Tensions rose as the Australians, most of them very young men, were at last close enough to reach out and touch the material consequence of the TNI's failure. Bodies rotted in drinking wells, drainage ditches and ruined buildings.
Some bodies bore signs of torture and all had been mutilated. In some cases, hands and heads had been cut off in a crude and brutal attempt to hide the victim's identity. The body of a young woman, her hands bound and throat cut, abandoned in a toilet area awash with her blood, was a shocking discovery for the diggers who found her.
Around 10 in the evening, the Brave Ones' motorcycles, riding point on what had grown into a 60-truck convoy, ran up hard against the ASLAV checkpoint. After looting and killing their way across the island from Los Palos, 745 and their Team Alpha cohorts were emotionally unprepared for any resistance.
They had been ordered to chill out back at the Dili barracks, but as the convoy growled and squeaked to a halt in the dark, angry militiamen and soldiers began to shout and wave at the Australians, demanding they move aside.
The Brave Ones' vanguard presented as a sort of B-movie vision of some pirate biker gang from hell, a rat bastard outfit in black T-shirts, camouflage pants, long hair and bandanas, with axes in their eyes and guns at the ready.

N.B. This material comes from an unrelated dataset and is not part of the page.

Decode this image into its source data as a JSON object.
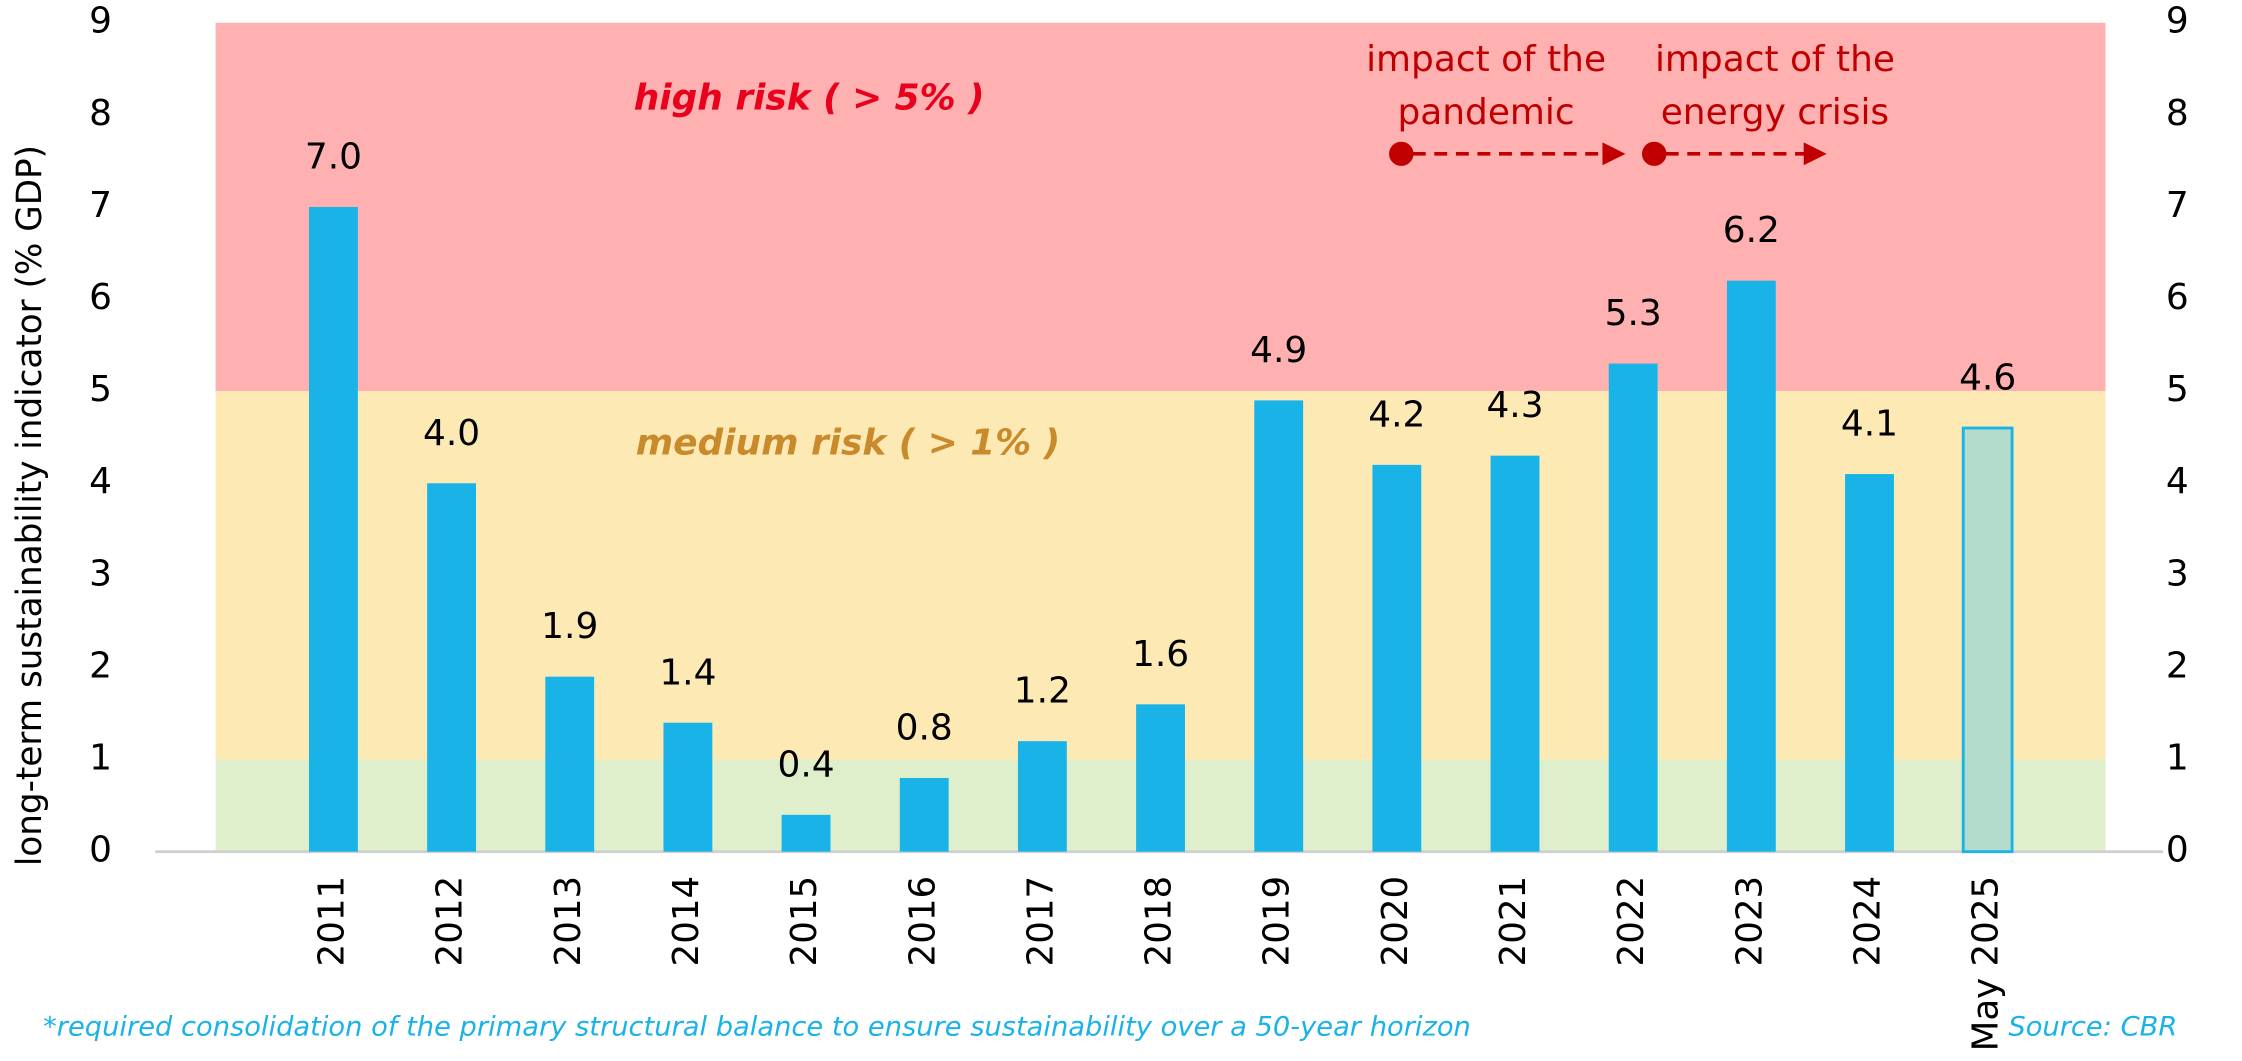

The Australians – assault pioneers, a couple of rifle platoons and six pairs of snipers – were all kitted out with body armor and night vision equipment, giving them a distinctly threatening, insectile, otherworldly appearance beneath their kevlar helmets.
Unbeknown to the territorials and militia, who were blind in the dark, their every move was being observed in the cool green glow of low-light amplification systems.
The Australian ranking officers, a pair of lieutenants, one of whom spoke Bahasa, informed the motorcycle escort of orders to detain anyone they came across armed and not in uniform. The riders revved their bikes as their spokesman blustered and demanded passage through the blockade. The voices grew loud and more agitated as it became obvious that 745 might not be allowed through immediately.
As more Australian soldiers quietly deployed to support their leader, Indonesians and Timorese dropped from the backs of trucks, unshipping their weapons, crying out, demanding to know the cause of the delay.
Some of the hard chargers of Team Alpha and 745 began to shoulder their rifles, unaware they could be seen in the dark. Under the UN-sanctioned rules of engagement, they were now dead men. But the Australians, outnumbered many times over, did not open up on them. They did not respond in any obvious way. No orders were given.
But each man slowly raised his Austeyr F 88 from the hip. Guns on the ASLAVS tracked around smoothly, settling on the trucks full of Indonesian soldiers. Photon streams poured out of laser designators, painting bright dots – visible only through the diggers' night vision goggles – on the foreheads and chests of those men fated to die first.
As InterFET commander Major-General Peter Cosgrove said later, it is no exaggeration to say that the future of Australia's relationship with Indonesia hung in the balance for the next few minutes. So tenuous was the situation in Dili, and so poisonous was the relationship between the two countries at that moment, that everything then turned on the actions of the young lieutenants and the men standing behind them.
Cosgrove has used the example of this roadblock more than once to illustrate the importance of training, discipline and modern equipment. He saw it, quite rightly, as a small moment of vindication.
But it was also a failure, a nexus point at which the full weight of 24 years of accumulated strategic folly, moral poverty, infamy, lies, naivete and self-delusion suddenly dropped on to the shoulders of a handful of young soldiers.